I’d think the testator keeping copies with their important papers, and distributing copies to a few people - heirs, executor, would be a more secure guarantee.

In Canada, lawyers used to provide that service, but no more. The professional requirements for secure storage are too expensive.

Simplest way to do it is get your own safe deposit box and put the original in there. Keep a copy of the will in your house, in an envelope and a note that says which bank has the will, with the safe deposit box number.

Here in New Zealand every firm of solicitors had a Deeds Room and someone checking the death notices in the local paper. I have been out of practice for a long time though.

Of course one should also consider simplifying your assets and possessions and making transfers now–instead of waiting until after you are dead for that to occur.

So you are saying that it was easy to fill it out online. But you don’t know if all those documents will hold up in court if challenged.

Exactly my point.

You have an estate of several hundred thousand dollars, say, that you’ve built up over a lifetime of hard work.

And you’re going to kick at paying a few hundred dollars when trying to ensure that that money is distributed according to your wishes.

You’d rather save a few hundred dollars and accept the risk that the real beneficiaries of your estate will be the barristers who get retained by your family members to litigate the case.

Whatever floats your boat.

Have you heard good things about legalzoom from people who’ve used it to draft their wills, or from the executor and heirs after the person died?

The lawyer who drew up our will specifically pointed out not to do this. Safety deposit boxes are locked up and no one can have access until well after probate begins. And a lot of things in the will might require knowing what’s what long before that. Such as who the executor is just to start with.

My original will was pretty complicated because I had minor children, and as such had to name guardians and establish a trust for the kids until they came of age.
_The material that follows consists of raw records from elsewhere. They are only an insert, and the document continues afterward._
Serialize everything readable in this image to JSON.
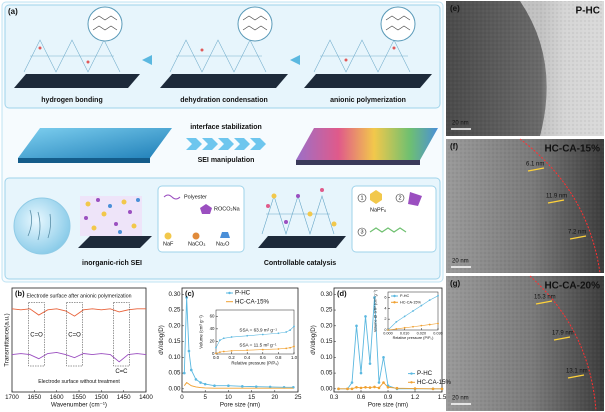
{
  "schematic": {
    "panel": "(a)",
    "steps": [
      "hydrogen bonding",
      "dehydration condensation",
      "anionic polymerization"
    ],
    "middle": [
      "interface stabilization",
      "SEI manipulation"
    ],
    "bottom": [
      "inorganic-rich SEI",
      "Controllable catalysis"
    ],
    "species": [
      "Polyester",
      "ROCO₂Na",
      "NaF",
      "NaCO₃",
      "Na₂O"
    ],
    "reagents": {
      "numbers": [
        "1",
        "2",
        "3"
      ],
      "names": [
        "NaPF₆"
      ]
    }
  },
  "chart_data": [
    {
      "type": "line",
      "panel": "(b)",
      "xlabel": "Wavenumber (cm⁻¹)",
      "ylabel": "Transmittance(a.u.)",
      "x": [
        1700,
        1680,
        1660,
        1640,
        1620,
        1600,
        1580,
        1560,
        1540,
        1520,
        1500,
        1480,
        1460,
        1440,
        1420,
        1400
      ],
      "xlim": [
        1700,
        1400
      ],
      "xticks": [
        1700,
        1650,
        1600,
        1550,
        1500,
        1450,
        1400
      ],
      "ylim": [
        0,
        1
      ],
      "series": [
        {
          "name": "Electrode surface after anionic polymerization",
          "color": "#e8623a",
          "values": [
            0.8,
            0.79,
            0.8,
            0.74,
            0.79,
            0.8,
            0.78,
            0.73,
            0.79,
            0.8,
            0.79,
            0.8,
            0.77,
            0.79,
            0.8,
            0.8
          ]
        },
        {
          "name": "Electrode surface without treatment",
          "color": "#9b4fc0",
          "values": [
            0.36,
            0.37,
            0.36,
            0.32,
            0.37,
            0.38,
            0.36,
            0.33,
            0.37,
            0.36,
            0.37,
            0.36,
            0.29,
            0.36,
            0.37,
            0.36
          ]
        }
      ],
      "annotations": [
        "C=O",
        "C=O",
        "C=C"
      ]
    },
    {
      "type": "line",
      "panel": "(c)",
      "xlabel": "Pore size (nm)",
      "ylabel": "dV/dlog(D)",
      "x": [
        0.5,
        1,
        1.5,
        2,
        3,
        4,
        5,
        7,
        10,
        13,
        16,
        19,
        22,
        24
      ],
      "xlim": [
        0,
        25
      ],
      "xticks": [
        0,
        5,
        10,
        15,
        20,
        25
      ],
      "ylim": [
        -0.01,
        0.32
      ],
      "yticks": [
        {
          "value": 0,
          "label": "0.00"
        },
        0.05,
        {
          "value": 0.1,
          "label": "0.10"
        },
        0.15,
        {
          "value": 0.2,
          "label": "0.20"
        },
        0.25,
        {
          "value": 0.3,
          "label": "0.30"
        }
      ],
      "legend": "upper center",
      "series": [
        {
          "name": "P-HC",
          "color": "#5bb8e0",
          "marker": "circle",
          "values": [
            0.05,
            0.29,
            0.12,
            0.06,
            0.03,
            0.02,
            0.015,
            0.01,
            0.01,
            0.008,
            0.007,
            0.006,
            0.005,
            0.005
          ]
        },
        {
          "name": "HC-CA-15%",
          "color": "#f0a030",
          "values": [
            0.01,
            0.02,
            0.015,
            0.01,
            0.006,
            0.004,
            0.003,
            0.002,
            0.002,
            0.002,
            0.002,
            0.002,
            0.002,
            0.002
          ]
        }
      ]
    },
    {
      "type": "line",
      "xlabel": "Relative pressure (P/P₀)",
      "ylabel": "Volume (cm³ g⁻¹)",
      "x": [
        0,
        0.05,
        0.1,
        0.2,
        0.4,
        0.6,
        0.8,
        0.9,
        0.95,
        1.0
      ],
      "xlim": [
        0,
        1
      ],
      "xticks": [
        {
          "value": 0,
          "label": "0.0"
        },
        0.2,
        0.4,
        0.6,
        0.8,
        {
          "value": 1,
          "label": "1.0"
        }
      ],
      "ylim": [
        0,
        70
      ],
      "yticks": [
        0,
        20,
        40,
        60
      ],
      "series": [
        {
          "name": "P-HC",
          "color": "#5bb8e0",
          "marker": "circle",
          "values": [
            10,
            22,
            25,
            27,
            29,
            31,
            33,
            35,
            38,
            44
          ]
        },
        {
          "name": "HC-CA-15%",
          "color": "#f0a030",
          "marker": "circle",
          "values": [
            1,
            3,
            4,
            5,
            6,
            7,
            8,
            9,
            10,
            12
          ]
        }
      ],
      "annotations": [
        "SSA = 63.9 m² g⁻¹",
        "SSA = 11.5 m² g⁻¹"
      ]
    },
    {
      "type": "line",
      "panel": "(d)",
      "xlabel": "Pore size (nm)",
      "ylabel": "dV/dlog(D)",
      "x": [
        0.35,
        0.45,
        0.5,
        0.55,
        0.6,
        0.65,
        0.7,
        0.75,
        0.8,
        0.85,
        0.9,
        1.0,
        1.2,
        1.4,
        1.5
      ],
      "xlim": [
        0.3,
        1.5
      ],
      "xticks": [
        0.3,
        0.6,
        0.9,
        1.2,
        1.5
      ],
      "ylim": [
        -0.01,
        0.32
      ],
      "yticks": [
        {
          "value": 0,
          "label": "0.00"
        },
        0.05,
        {
          "value": 0.1,
          "label": "0.10"
        },
        0.15,
        {
          "value": 0.2,
          "label": "0.20"
        },
        0.25,
        {
          "value": 0.3,
          "label": "0.30"
        }
      ],
      "legend": "lower right",
      "series": [
        {
          "name": "P-HC",
          "color": "#5bb8e0",
          "marker": "circle",
          "values": [
            0,
            0,
            0.02,
            0.2,
            0.05,
            0.23,
            0.08,
            0.29,
            0.02,
            0.1,
            0.01,
            0,
            0,
            0,
            0
          ]
        },
        {
          "name": "HC-CA-15%",
          "color": "#f0a030",
          "marker": "circle",
          "values": [
            0,
            0,
            0,
            0.005,
            0.003,
            0.005,
            0.004,
            0.006,
            0.003,
            0.02,
            0.005,
            0.002,
            0.001,
            0,
            0
          ]
        }
      ]
    },
    {
      "type": "line",
      "xlabel": "Relative pressure (P/P₀)",
      "ylabel": "Volume @ STP (cm³ g⁻¹)",
      "x": [
        0,
        0.005,
        0.01,
        0.015,
        0.02,
        0.025,
        0.03
      ],
      "xlim": [
        0,
        0.03
      ],
      "xticks": [
        {
          "value": 0,
          "label": "0.000"
        },
        {
          "value": 0.01,
          "label": "0.010"
        },
        {
          "value": 0.02,
          "label": "0.020"
        },
        {
          "value": 0.03,
          "label": "0.030"
        }
      ],
      "ylim": [
        0,
        7
      ],
      "yticks": [
        0,
        2,
        4,
        6
      ],
      "legend": "upper left",
      "series": [
        {
          "name": "P-HC",
          "color": "#5bb8e0",
          "marker": "circle",
          "values": [
            0,
            1.5,
            2.5,
            3.5,
            4.5,
            5.5,
            6.3
          ]
        },
        {
          "name": "HC-CA-15%",
          "color": "#f0a030",
          "marker": "circle",
          "values": [
            0,
            0.2,
            0.4,
            0.6,
            0.8,
            1.0,
            1.2
          ]
        }
      ]
    }
  ],
  "tem": [
    {
      "panel": "(e)",
      "title": "P-HC",
      "scale": "20 nm"
    },
    {
      "panel": "(f)",
      "title": "HC-CA-15%",
      "scale": "20 nm",
      "measures": [
        "6.1 nm",
        "11.9 nm",
        "7.2 nm"
      ]
    },
    {
      "panel": "(g)",
      "title": "HC-CA-20%",
      "scale": "20 nm",
      "measures": [
        "15.3 nm",
        "17.9 nm",
        "13.1 nm"
      ]
    }
  ]
}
Since they are now both in their mid-20’s, I was able to streamline my will quite a bit. So I just used an online template and named my husband as primary beneficiary, with my daughters as equal secondary beneficiaries. I had a co-worker witness it.

Given that most institutions now require you to fill out a beneficiary form for real estate, life insurance policies, IRAs, etc, it’s just as critical to review these once a year and/or after a major life event such as marriage, divorce, death or birth. A Will will not supercede what is directed on these beneficiary forms, even though many people assume that this is the case. So, if you get divorced, be sure to go and change that beneficiary as soon as the divorce is final!

Although the exact requirements vary by state, there is always a way to access a deceased persons safe deposit box. When I was in banking (in GA) it was pretty simple - bring in the key, a certified copy of the death certificate and provide valid ID. Someone from the bank would escort the claimant to the box, watch them open it and allow them to remove ONLY a document purporting to be a will. The box would then be relocked until such time as the correct owners could be determined. If the whereabouts of the key were not known it got a little more involved, since the box would have to be drilled (and the bank reimbursed for the cost). Then the process proceeded as above.

It’s not without hassles, for sure, but procedures do exist. Wills are a very common safe deposit box item.

We never drew up wills until we had kids - had one of us croaked, everything would have gone to the spouse. A will would probably have simplified things a bit from a probate standpoint, but was probably not essential.

When we had the kids, we needed to deal with that: guardianship, trusts (for the kids as well as a “bypass trust” for each other). I doubt that LegalZoom would be up to the job there.

This reminds me, actually: we need to redo ours, in particular the trusts for the kids, as the way we had one of them set up won’t do the job - my son’s is a “special needs” trust that won’t be released to him until he’s self-supporting; my daughter’s would be turned over to her at age 25, and I think we need to rethink that.